As for addressing the sex elephant in the bedroom with the person or people you're getting naked with? You are in control, both experts assert, and you have the power to change the parts of your sex life that don't work for you. The real bummer here is if you decide to remain stagnant, in which case no amount of liquor or lube will help.

"Sex is natural, but it doesn't always come naturally. Couples therapists like to say that sex is only 20 percent of a relationship, but if your sex life is increasingly unsatisfying it can feel like 100 percent of the relationship," Kerner says. "Sex doesn't need to be super hot. It can also be fun, consistent, mutually pleasurable and intimate."

Add in a few new positions, or watch some really great porn with your partner. If expanding your sexual repertoire is too intimidating to consider a new sex act, consider visiting your friendly neighborhood sex shop.
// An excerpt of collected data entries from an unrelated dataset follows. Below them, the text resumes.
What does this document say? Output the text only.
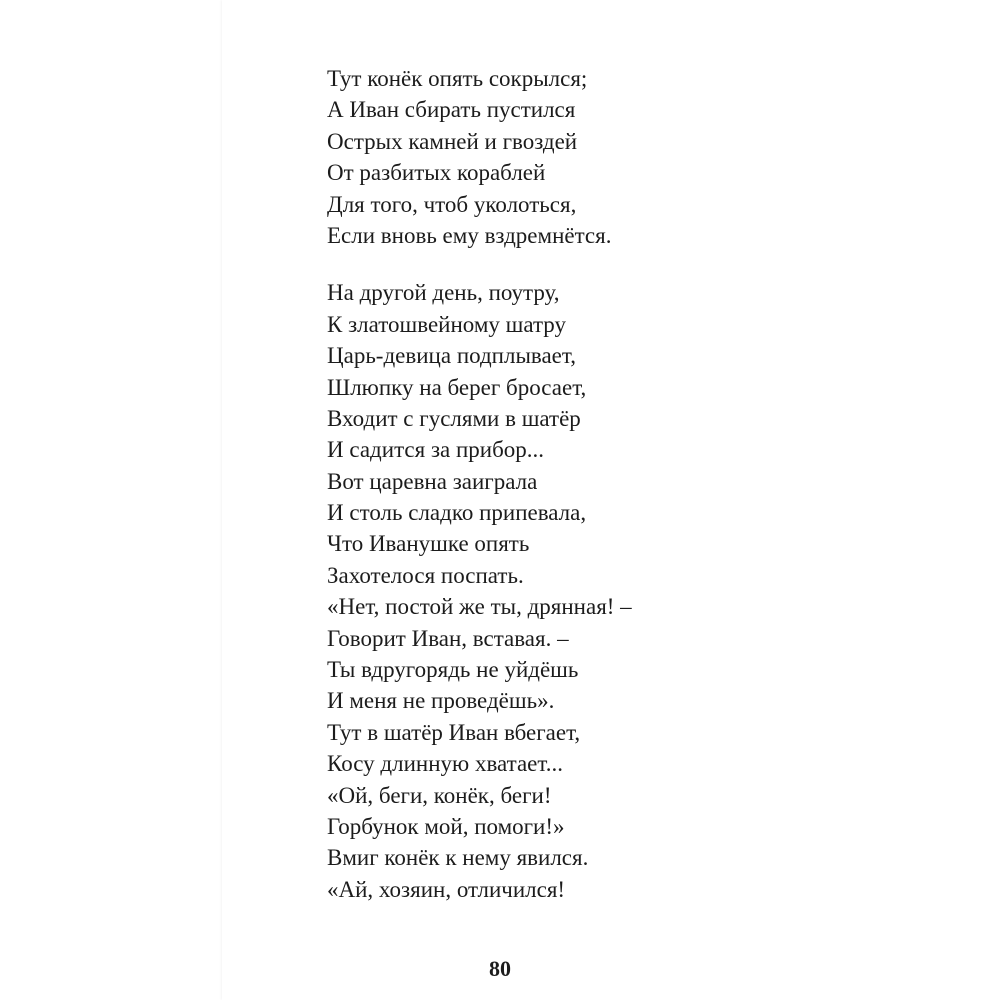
Тут конёк опять сокрылся;
А Иван сбирать пустился
Острых камней и гвоздей
От разбитых кораблей
Для того, чтоб уколоться,
Если вновь ему вздремнётся.
На другой день, поутру,
К златошвейному шатру
Царь-девица подплывает,
Шлюпку на берег бросает,
Входит с гуслями в шатёр
И садится за прибор...
Вот царевна заиграла
И столь сладко припевала,
Что Иванушке опять
Захотелося поспать.
«Нет, постой же ты, дрянная! –
Говорит Иван, вставая. –
Ты вдругорядь не уйдёшь
И меня не проведёшь».
Тут в шатёр Иван вбегает,
Косу длинную хватает...
«Ой, беги, конёк, беги!
Горбунок мой, помоги!»
Вмиг конёк к нему явился.
«Ай, хозяин, отличился!
80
When all else fails, masturbate. Because it's fun, because it feels good, it's free, and because it is part of your sex life. "Masturbation doesn't just feel good, it's good for you," Powell says. "Developing a regular, pleasure-oriented practice helps to reduce stress, increase confidence, and can even have pain reduction benefits. If you have a prostate, regular orgasms reduce the risk of prostate health issues."

If you find it challenging to get in the habit, buying a sex toy you're excited about might inspire some regular jerk off sessions. Your sex life is quite literally in your hands. As Kerner says, "a sex life is a terrible thing to waste, but an okay sex life is a great place to start."